La perception d’Haïti par l’opinion publique internationale après le séisme qui a frappé ce pays le 12 janvier 2010 va-t-elle changer brusquement ? Il est encore trop tôt pour le dire mais le grand élan de solidarité qui s’est manifesté à l’égard de ce peuple par le truchement d’actions concrètes accomplies sur place, de déclarations d’intentions émises par de nombreuses personnalités dans les domaines du sport, du cinéma, de la musique, …semble signaler une évolution dans le regard du monde en notre direction. Nous savons bien sûr – et l’histoire est là pour en témoigner – qu’il est difficile de s’en remettre au choc causé sur les esprits par l’horreur du 12 janvier pour clamer un retournement de perception d’Haïti (les habitudes intellectuelles aussi ont la vie dure) ; il est d’ailleurs intéressant de constater que certains idéologues de la droite pure et dure américaine relayés par leurs chiens de garde locaux cantonnés dans les églises protestantes n’ont pas manqué dès le lendemain du séisme de le justifier en blâmant Haïti pour son attachement à « Satan » et au vodou « haïtien » (Rappelez-vous Pat Robertson et ses imitateurs protestants haïtiens). Heureusement, aujourd’hui, quatre mois après l’horreur, on commence à voir les manifestations de cette « harmonie sans frontières orchestrée pour Haïti ». Elle nous vient ici sous la forme d’une publication « Pour Haïti » (Éditions Desnel, 2010) coordonnée par Suzanne Dracius. Universitaire d’origine martiniquaise, écrivaine de fiction et relativement connue aux États-unis, Suzanne Dracius entame avec ce livre sa première expérience haïtienne. Il est facile d’imaginer la persévérance, la rapidité, et le courage dans le travail qu’il lui a fallu pour mettre sur pied, trois mois à peine après la tragédie du 12 janvier une publication à laquelle cent trente écrivains et poètes du monde entier ont contribué.
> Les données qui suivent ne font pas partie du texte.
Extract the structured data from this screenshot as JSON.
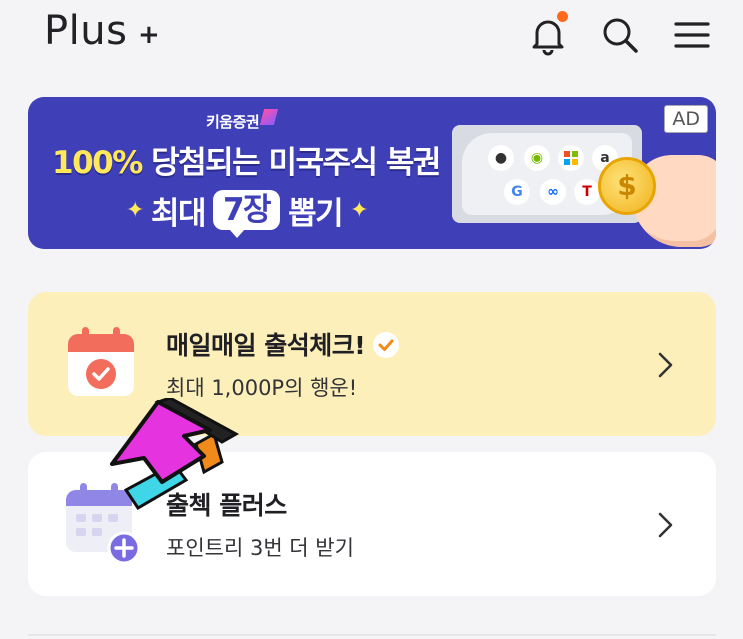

Un nombre aussi important de contributeurs nécessite des nuits de veille à faire l’indispensable travail d’édition, des suivis prolongés, des contacts constants avec les auteurs, l’imprimeur…De par mes qualités de co-rédacteur en chef d’une revue savante destinée à des universitaires, je sais très bien ce dont je parle et je tiens à féliciter Mme Dracius.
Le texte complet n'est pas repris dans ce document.